I have made many financial mistakes. These mistakes are usually due to two things: Bad Information and reasoning based on emotion
If I were perfectly rational, I would take the information provided, process it to an accurate conclusion and make smart financial decisions. Sounds pretty simple? This does not work in practice because our brains are not computers. In my personal experience, most bad decisions are not based on bad information, but poor rationalisation because of emotions. My ability to rationalise a bad decision knows no boundaries. I am not perfect and have made many mistakes.

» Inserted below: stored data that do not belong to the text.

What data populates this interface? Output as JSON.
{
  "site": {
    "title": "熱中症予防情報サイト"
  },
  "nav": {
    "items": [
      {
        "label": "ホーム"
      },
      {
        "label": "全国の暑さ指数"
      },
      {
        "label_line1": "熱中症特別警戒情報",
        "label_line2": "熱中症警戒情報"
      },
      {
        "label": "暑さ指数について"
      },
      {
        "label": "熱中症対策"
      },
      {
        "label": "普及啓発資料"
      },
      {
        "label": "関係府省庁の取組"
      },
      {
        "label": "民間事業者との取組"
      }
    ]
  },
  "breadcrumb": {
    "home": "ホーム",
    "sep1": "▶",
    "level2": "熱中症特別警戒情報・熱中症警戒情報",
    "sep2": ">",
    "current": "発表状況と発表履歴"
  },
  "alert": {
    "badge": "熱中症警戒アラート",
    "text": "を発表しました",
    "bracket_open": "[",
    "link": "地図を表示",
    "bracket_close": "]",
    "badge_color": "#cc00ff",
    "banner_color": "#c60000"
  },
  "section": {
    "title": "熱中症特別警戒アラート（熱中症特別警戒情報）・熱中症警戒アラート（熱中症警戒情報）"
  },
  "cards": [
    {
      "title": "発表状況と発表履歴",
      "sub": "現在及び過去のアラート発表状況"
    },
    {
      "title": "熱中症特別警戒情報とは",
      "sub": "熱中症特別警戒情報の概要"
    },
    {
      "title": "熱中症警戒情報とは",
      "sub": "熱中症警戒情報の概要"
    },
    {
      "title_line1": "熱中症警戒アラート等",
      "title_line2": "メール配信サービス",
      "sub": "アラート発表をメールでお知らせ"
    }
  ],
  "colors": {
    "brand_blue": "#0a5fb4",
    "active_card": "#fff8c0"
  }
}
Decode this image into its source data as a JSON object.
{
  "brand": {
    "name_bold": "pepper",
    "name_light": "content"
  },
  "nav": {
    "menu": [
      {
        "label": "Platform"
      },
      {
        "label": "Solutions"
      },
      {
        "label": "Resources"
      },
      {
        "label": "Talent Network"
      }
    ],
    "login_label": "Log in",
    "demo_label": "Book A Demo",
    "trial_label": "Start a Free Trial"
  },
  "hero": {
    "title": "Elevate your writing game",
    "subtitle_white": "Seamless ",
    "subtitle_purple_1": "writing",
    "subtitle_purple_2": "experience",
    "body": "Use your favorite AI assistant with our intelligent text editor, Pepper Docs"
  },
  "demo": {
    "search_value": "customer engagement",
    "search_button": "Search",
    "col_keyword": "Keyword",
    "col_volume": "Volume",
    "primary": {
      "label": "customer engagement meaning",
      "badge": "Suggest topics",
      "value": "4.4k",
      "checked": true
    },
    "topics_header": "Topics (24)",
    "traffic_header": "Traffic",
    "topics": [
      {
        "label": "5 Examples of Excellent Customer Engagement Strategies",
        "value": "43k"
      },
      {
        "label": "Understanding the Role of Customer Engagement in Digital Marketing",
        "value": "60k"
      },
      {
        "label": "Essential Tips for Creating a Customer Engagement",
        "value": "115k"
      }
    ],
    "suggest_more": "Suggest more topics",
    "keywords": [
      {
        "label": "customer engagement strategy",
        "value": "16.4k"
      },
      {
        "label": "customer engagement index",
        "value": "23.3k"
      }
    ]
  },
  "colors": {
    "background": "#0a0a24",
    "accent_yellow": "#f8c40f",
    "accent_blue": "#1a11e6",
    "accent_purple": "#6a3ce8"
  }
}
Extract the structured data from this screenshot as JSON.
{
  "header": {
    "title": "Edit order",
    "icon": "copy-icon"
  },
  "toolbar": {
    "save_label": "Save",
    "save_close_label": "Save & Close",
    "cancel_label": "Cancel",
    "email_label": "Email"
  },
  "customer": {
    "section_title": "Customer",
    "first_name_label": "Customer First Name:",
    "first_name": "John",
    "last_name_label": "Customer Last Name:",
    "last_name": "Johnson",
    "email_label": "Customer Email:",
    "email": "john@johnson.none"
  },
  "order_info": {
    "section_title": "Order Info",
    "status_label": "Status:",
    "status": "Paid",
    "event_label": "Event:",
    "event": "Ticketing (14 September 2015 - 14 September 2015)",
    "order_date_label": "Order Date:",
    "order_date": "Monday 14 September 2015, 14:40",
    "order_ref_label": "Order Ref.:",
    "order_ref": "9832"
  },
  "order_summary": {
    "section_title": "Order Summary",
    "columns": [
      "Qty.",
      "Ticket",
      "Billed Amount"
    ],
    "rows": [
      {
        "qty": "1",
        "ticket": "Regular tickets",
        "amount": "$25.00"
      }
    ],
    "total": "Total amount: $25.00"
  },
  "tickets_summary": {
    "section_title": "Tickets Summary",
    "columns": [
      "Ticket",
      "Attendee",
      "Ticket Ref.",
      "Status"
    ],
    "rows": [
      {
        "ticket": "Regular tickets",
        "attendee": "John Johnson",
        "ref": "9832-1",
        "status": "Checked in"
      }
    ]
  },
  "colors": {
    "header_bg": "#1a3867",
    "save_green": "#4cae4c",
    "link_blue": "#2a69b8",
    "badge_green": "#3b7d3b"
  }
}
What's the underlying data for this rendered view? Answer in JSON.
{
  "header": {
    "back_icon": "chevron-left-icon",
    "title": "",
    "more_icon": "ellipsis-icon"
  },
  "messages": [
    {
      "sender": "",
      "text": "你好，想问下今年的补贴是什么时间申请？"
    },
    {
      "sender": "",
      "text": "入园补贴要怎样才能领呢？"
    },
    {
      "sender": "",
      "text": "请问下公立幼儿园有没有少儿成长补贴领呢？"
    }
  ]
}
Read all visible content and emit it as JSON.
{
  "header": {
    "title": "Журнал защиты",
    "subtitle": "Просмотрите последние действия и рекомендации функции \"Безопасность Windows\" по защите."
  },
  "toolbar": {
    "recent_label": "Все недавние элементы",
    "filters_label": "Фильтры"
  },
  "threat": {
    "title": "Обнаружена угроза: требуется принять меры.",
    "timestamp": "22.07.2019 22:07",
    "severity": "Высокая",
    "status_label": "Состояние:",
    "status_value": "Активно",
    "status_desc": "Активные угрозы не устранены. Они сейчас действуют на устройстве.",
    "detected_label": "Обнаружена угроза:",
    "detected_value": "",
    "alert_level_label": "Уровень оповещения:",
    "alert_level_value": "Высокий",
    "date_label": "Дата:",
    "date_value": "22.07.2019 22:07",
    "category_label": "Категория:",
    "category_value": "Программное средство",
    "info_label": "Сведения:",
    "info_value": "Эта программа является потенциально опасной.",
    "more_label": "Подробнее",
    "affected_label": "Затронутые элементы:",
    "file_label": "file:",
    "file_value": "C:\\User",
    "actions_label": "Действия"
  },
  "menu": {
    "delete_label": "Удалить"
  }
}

In my brainstorming exercise with friend, he shared an example of what happened when he sold his home far below value because he was not getting any better offers. He had conflicting needs to either move or get out from under an oppressive mortgage payment. The desire to get on with his life is rationalised as the reason to sell below value – sometimes at absurd prices. He accepted a low ball offer out of desperation only to hear someone tell him they would have paid more if they had any idea he was willing to sell that low. There are always alternatives.
Seldom is the discussion about financial considerations. Finance is pushed to the background because the focus is dominated by personal motivations, and therein lies the problem.
How To Minimize Financial Mistakes
There are two ways to minimize financial mistakes:
1. Educate Yourself: That is what the Thornhill Wealth Forum is all about. As you improve your financial intelligence, your reasoning skills will improve. You will develop a good nose for sniffing out financial nonsense. Due diligence skills will help you overcome information problems. This will result in better decisions.
2. Focus on the numbers: Develop self-awareness that notices when conflicting goals are narrowing your field of vision. The goal is to always catch yourself getting sidetracked before making an important financial decision. First step is to focus on the numbers.
Over the years I’ve improved on both fronts and continuously learn from my mistakes. My motivation is strong because I know how much these mistakes have cost me. Train your mind to properly weigh financial considerations and look for alternative possibilities when your field of vision is getting narrowed by conflicting objectives.